Perhaps because he was born in Hamamatsu, home of Honda Motorcyles, he is also keen on riding motorcycles. Six years ago he crossed the United States from Los Angeles to Key West, Florida, on a motorcycle. His portrays himself as a “tough guy” but one who is not above changing diapers.

Japan has a strong history of ghost stories. It used to be said that ghost stories were told in the heat of summer since they might send chills up the spine of the listeners. Spirits and ghosts appear also in works of some of Japan’s greatest writers.

Suzuki’s story builds on this tradition but also gives his books a very urban and modern ambiance. Science looms large, especially in latter two books in the Ring series. Descriptions of DNA figure strongly in Spiral, and a computer that mimics life is a strong element of Loop, the third book in the trilogy.

He’s currently working on a new novel called Edge City, which will somehow incorporate into fiction the theory of relativity and quantum physics. “I like science very much,” he says” “I like to know how the world works.
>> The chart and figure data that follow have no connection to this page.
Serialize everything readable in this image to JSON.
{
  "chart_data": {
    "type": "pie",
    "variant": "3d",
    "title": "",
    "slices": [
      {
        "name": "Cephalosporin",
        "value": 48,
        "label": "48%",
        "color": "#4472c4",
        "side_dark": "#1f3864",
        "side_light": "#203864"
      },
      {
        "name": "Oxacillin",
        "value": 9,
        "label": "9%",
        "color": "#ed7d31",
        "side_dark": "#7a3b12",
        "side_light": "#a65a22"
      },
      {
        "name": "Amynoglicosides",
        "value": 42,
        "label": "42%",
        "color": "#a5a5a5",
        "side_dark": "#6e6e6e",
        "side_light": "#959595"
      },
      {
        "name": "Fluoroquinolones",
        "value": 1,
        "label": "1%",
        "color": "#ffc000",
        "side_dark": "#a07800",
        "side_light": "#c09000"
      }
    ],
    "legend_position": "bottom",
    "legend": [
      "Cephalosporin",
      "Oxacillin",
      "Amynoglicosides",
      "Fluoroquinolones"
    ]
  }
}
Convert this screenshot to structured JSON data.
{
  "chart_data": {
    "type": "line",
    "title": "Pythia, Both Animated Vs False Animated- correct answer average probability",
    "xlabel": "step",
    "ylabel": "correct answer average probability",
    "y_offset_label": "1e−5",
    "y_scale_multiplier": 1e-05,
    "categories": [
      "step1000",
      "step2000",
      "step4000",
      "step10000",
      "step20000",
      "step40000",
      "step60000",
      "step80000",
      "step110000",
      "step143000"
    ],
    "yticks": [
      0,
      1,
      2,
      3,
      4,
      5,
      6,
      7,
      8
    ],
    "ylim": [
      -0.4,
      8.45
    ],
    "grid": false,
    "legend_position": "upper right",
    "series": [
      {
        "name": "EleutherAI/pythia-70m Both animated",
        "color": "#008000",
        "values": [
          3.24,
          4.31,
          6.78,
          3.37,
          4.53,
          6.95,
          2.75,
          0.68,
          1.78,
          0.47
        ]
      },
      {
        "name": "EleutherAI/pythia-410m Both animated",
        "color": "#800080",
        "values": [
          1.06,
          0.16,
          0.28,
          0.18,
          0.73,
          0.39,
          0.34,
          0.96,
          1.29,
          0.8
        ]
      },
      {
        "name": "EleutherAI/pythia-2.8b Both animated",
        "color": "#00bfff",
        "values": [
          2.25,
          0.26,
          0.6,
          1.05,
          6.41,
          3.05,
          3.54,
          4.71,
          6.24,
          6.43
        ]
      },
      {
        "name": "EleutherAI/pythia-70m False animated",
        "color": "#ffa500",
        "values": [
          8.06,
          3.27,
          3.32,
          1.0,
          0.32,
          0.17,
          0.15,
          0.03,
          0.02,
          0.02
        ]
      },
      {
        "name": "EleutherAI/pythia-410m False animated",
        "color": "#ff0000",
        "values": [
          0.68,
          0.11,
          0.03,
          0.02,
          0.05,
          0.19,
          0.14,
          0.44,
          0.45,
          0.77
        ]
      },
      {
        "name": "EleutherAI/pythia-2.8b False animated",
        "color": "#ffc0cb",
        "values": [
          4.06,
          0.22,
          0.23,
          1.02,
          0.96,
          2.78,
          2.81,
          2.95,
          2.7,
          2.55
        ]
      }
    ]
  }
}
Indeed, his books are probably closer to those of Michael Crichton, author of Jurassic Park, than they are to Stephen King.

Suzuki says he is pleased with how his books have been transformed onto the screen. “Last week my wife and daughter saw the American version of Dark Water. They were so moved they cried at the end.” He says he likes the Hollywood versions the best because they have better production values.

Although Suzuki may have been the spark that lit the boom in J-horror, he and Hollywood seem to be moving in different directions. The film sequel to The Ring was not based on his second novel Spiral. It was an original screen play. So far there has been no move to film Loop.

But if such a movie were ever made, however, Suzuki says he’d like to try his hand at writing the screen play. Hollywood, are you listening?